About This Document
This document is intended to serve as both a user's guide and reference
manual for the Common Data Format (CDF). As such, it provides a
primer for introducing the novice reader to the concepts of CDF as
well as a reference manual for the advanced user.
However, it does not serve as a cookbook for the proper
methods of designing a CDF.
The very first questions usually asked by a reader are: What is CDF?, How is CDF used?, and How is CDF useful for me? Although the reader will find the answers to these questions in this document, we provide here a brief description of the conceptual basis of CDF in order to provide a proper perspective when reading the remainder of this document.
What is CDF?
CDF, in its most basic terms, is a conceptual data abstraction for storing, manipulating, and accessing multidimensional data sets. We refer to CDF as a data abstraction because we never discuss the actual physical format in which data sets are stored. Instead, we describe the form of the data sets and the means (interface) by which they may be manipulated.

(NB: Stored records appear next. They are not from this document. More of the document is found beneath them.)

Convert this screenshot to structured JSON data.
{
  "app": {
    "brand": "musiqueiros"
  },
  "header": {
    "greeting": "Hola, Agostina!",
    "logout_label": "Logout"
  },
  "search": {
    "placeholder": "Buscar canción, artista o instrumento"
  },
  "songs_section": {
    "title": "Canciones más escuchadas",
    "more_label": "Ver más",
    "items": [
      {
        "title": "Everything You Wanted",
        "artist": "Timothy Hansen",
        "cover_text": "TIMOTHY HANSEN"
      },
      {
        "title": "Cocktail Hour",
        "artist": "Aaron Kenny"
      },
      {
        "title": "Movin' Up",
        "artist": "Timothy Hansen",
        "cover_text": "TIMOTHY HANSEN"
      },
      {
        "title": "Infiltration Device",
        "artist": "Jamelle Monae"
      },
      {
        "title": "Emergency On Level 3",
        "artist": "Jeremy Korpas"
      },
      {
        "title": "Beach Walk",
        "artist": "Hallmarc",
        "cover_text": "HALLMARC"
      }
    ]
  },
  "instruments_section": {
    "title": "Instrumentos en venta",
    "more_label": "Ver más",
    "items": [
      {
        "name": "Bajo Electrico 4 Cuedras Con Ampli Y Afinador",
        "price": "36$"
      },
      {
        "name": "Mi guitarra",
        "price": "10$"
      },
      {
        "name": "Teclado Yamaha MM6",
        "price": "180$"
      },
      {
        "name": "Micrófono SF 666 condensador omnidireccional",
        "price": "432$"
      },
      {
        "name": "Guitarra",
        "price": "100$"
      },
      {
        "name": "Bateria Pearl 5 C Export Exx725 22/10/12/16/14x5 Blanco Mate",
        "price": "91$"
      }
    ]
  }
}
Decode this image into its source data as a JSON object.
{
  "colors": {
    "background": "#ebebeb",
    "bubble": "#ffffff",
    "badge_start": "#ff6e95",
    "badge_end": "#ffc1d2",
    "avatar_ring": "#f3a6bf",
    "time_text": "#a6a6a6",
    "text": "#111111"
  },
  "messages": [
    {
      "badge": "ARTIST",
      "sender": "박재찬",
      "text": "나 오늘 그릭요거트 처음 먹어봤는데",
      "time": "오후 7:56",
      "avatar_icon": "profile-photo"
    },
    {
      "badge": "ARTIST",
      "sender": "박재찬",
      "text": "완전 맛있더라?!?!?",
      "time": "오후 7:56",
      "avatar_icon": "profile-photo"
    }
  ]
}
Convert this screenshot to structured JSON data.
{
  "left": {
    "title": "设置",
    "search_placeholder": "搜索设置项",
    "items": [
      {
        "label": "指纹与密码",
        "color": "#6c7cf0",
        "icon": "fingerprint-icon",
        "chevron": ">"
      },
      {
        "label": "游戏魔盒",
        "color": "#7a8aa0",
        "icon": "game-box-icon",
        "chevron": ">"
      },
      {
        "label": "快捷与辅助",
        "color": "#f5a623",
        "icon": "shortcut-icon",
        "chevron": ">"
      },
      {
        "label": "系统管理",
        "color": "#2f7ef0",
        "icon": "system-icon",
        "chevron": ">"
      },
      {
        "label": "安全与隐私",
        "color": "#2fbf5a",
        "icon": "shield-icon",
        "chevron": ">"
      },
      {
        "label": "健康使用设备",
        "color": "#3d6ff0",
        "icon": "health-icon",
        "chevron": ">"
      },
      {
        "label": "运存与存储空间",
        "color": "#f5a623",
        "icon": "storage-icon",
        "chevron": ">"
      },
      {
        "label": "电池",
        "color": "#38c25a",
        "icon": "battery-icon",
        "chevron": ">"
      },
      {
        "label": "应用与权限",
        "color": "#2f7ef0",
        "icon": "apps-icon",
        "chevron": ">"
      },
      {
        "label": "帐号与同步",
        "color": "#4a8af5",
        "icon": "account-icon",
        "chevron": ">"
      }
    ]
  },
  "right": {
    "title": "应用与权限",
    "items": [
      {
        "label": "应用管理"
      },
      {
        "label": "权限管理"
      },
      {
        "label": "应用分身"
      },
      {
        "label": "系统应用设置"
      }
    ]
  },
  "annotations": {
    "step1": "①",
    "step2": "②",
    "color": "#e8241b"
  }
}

This important difference from traditional physical file formats is reflected in the orientation of the document toward defining form and function as opposed to a specification of the bits and bytes in an actual physical format. It is important to state here that the use of a data abstraction in no way inhibits access to physical data or necessarily makes such access inefficient. It merely provides a way of generalizing the data model and makes possible the specification of a uniform interface for manipulation of a data set. The data abstraction allows future extensibility and provides for conceptual simplicity while isolating machine and device dependence.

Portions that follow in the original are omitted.